In Italia i tassisti sono spesso considerati una categoria pronta a difendere con decisione, se non con arroganza, diritti acquisiti e status quo. Ma ora che Uber è approdata in Italia, e quindi il gioco si è fatto più duro, a confrontarsi con i signori delle vetture bianche la start up californiana ha mandato una donna, Benedetta Arese Lucini, piuttosto “dura” e decisa anche lei, almeno stando alle sue dichiarazioni: “La sfida più grande in Italia è rendersi conto che è in atto una trasformazione e che molti lavori cambieranno. Finora il mercato dei tassisti è stato molto protetto, ma non sarà più così”.
Parlando al Tech Cruch Italy 2013, Benedetta ha spiegato come è arrivata ad essere scelta General Manager a Milano di Uber, servizio di “autista personale” on-demand gestibile per mezzo di un’app. “Sfide nella mia vita ne ho viste tante: l’ultima esperienza di lavoro – dice – è stata quella in Rocket Internet, in Malesia, in qualità di Global Venture Developer. Poi ho avuto un colloquio con il Ceo di Uber, Travis Kalanick, e lui ha deciso di darmi la delega per il lancio in Italia”.

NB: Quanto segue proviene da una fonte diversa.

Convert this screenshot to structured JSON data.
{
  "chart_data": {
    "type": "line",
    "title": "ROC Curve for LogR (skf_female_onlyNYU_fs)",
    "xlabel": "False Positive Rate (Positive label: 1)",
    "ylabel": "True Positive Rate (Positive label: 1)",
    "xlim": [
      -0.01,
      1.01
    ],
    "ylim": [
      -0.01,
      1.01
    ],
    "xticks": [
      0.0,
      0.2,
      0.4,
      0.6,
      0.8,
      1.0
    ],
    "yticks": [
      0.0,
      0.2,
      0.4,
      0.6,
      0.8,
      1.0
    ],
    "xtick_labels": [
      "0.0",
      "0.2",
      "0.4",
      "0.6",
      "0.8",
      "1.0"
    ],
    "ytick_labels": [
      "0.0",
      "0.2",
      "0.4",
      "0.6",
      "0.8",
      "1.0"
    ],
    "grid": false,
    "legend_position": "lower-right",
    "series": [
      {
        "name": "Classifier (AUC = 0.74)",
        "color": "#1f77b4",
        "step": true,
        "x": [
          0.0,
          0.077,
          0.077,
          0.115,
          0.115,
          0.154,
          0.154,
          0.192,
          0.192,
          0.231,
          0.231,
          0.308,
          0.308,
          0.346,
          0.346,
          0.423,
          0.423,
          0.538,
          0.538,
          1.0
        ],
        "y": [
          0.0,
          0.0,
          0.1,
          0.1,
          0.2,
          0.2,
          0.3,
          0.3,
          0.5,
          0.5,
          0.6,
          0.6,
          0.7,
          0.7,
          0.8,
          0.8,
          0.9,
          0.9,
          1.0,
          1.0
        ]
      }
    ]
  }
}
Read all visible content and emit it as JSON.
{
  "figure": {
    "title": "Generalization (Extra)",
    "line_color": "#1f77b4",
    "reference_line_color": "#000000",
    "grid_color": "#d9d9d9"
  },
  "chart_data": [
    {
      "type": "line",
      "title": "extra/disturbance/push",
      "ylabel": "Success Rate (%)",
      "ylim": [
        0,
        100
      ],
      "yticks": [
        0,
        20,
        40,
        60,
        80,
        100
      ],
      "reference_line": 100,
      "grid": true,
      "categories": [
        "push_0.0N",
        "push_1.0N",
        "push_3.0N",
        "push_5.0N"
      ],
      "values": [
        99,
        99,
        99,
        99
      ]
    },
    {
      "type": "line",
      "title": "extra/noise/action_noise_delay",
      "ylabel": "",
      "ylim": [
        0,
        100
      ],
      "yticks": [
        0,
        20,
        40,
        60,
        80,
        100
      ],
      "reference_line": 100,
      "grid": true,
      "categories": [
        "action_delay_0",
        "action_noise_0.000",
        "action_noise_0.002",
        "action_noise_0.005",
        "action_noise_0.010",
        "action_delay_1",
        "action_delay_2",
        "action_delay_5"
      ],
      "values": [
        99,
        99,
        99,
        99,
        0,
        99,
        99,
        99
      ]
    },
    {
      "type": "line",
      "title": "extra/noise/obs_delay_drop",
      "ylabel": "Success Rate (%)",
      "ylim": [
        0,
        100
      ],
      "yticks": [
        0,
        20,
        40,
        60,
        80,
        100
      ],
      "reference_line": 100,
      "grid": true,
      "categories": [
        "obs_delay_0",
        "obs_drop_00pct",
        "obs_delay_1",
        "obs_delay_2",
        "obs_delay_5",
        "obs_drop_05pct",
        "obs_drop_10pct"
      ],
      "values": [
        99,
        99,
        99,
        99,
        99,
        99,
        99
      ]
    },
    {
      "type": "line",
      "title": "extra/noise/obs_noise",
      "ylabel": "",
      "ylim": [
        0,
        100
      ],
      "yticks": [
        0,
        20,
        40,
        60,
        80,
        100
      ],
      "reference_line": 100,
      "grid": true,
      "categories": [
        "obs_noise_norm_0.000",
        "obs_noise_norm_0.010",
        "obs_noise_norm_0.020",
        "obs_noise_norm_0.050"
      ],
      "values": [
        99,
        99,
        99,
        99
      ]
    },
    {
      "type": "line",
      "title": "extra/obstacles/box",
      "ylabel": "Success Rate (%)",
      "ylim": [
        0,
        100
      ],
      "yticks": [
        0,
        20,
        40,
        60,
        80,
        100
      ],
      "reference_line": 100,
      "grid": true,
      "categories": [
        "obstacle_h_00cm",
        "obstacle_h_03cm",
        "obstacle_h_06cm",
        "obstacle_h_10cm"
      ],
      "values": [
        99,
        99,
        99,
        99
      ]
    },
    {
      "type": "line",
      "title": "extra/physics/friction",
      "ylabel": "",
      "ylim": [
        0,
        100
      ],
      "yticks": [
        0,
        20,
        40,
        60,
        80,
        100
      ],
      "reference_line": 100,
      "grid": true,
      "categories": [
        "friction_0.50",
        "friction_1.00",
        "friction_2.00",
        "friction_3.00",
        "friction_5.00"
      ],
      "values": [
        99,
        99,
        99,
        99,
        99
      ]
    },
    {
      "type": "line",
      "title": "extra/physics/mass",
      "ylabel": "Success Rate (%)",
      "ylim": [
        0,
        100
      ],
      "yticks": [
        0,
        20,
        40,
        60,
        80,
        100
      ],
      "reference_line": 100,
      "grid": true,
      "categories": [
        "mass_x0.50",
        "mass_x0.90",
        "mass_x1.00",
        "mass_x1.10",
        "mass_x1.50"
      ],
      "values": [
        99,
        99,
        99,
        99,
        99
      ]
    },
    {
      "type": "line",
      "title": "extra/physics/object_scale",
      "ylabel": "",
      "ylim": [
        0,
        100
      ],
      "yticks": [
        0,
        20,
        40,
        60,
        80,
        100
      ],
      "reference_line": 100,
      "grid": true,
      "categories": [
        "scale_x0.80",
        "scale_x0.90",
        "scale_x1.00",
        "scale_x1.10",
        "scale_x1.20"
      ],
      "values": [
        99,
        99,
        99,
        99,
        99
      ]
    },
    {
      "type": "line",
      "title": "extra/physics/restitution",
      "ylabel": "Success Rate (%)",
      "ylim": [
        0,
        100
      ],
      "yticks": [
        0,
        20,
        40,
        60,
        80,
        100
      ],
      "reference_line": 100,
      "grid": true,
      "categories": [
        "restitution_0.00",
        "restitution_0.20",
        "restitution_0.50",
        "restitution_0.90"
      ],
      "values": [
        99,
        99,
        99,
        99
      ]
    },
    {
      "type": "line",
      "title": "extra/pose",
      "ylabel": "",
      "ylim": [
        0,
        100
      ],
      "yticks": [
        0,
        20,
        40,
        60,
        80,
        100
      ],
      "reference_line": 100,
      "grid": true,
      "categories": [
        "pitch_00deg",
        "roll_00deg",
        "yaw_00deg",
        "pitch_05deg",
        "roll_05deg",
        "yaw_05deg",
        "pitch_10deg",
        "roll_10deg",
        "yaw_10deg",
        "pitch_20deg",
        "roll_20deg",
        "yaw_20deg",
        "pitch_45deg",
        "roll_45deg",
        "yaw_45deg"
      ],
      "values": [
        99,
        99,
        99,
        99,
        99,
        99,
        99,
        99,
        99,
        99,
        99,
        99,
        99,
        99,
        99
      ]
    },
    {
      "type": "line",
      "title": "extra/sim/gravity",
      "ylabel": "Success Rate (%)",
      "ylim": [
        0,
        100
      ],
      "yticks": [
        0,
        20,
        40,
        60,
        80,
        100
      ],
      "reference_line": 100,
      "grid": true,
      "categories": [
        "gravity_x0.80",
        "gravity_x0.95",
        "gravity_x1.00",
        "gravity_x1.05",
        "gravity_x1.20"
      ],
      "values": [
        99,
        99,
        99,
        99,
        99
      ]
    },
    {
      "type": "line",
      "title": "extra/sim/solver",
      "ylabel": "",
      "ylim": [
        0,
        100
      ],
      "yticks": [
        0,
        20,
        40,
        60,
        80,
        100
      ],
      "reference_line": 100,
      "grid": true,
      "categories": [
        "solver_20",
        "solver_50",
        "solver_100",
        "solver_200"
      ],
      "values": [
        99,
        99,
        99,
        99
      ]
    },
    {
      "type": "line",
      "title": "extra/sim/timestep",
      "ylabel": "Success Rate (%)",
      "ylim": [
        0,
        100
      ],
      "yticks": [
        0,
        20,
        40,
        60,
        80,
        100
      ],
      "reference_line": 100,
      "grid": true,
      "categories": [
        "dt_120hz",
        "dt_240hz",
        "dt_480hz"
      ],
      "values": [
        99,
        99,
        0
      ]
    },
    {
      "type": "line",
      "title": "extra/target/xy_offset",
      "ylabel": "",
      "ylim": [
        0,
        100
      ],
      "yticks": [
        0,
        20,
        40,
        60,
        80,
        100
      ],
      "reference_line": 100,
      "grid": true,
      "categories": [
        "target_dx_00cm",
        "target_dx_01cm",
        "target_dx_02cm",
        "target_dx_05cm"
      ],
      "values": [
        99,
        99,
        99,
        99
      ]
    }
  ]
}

Dai suoi primi mesi di lavoro in territorio milanese sostiene di aver capito che il brand è global (la start up si sta espandendo in tutto il mondo) ma l’attività è molto local: “Cambia il modo di spostarsi ma i valori del brand restano gli stessi”.
E i tassisti, che probabilmente temono – e forse a ragione – di essere soppiantati dal nuovo servizio? “Stiamo rivoluzionando l’industria dei trasporti – afferma Arese Lucini – e resta fondamentale mettere al primo posto gli utenti”. Chi non cambia è perduto.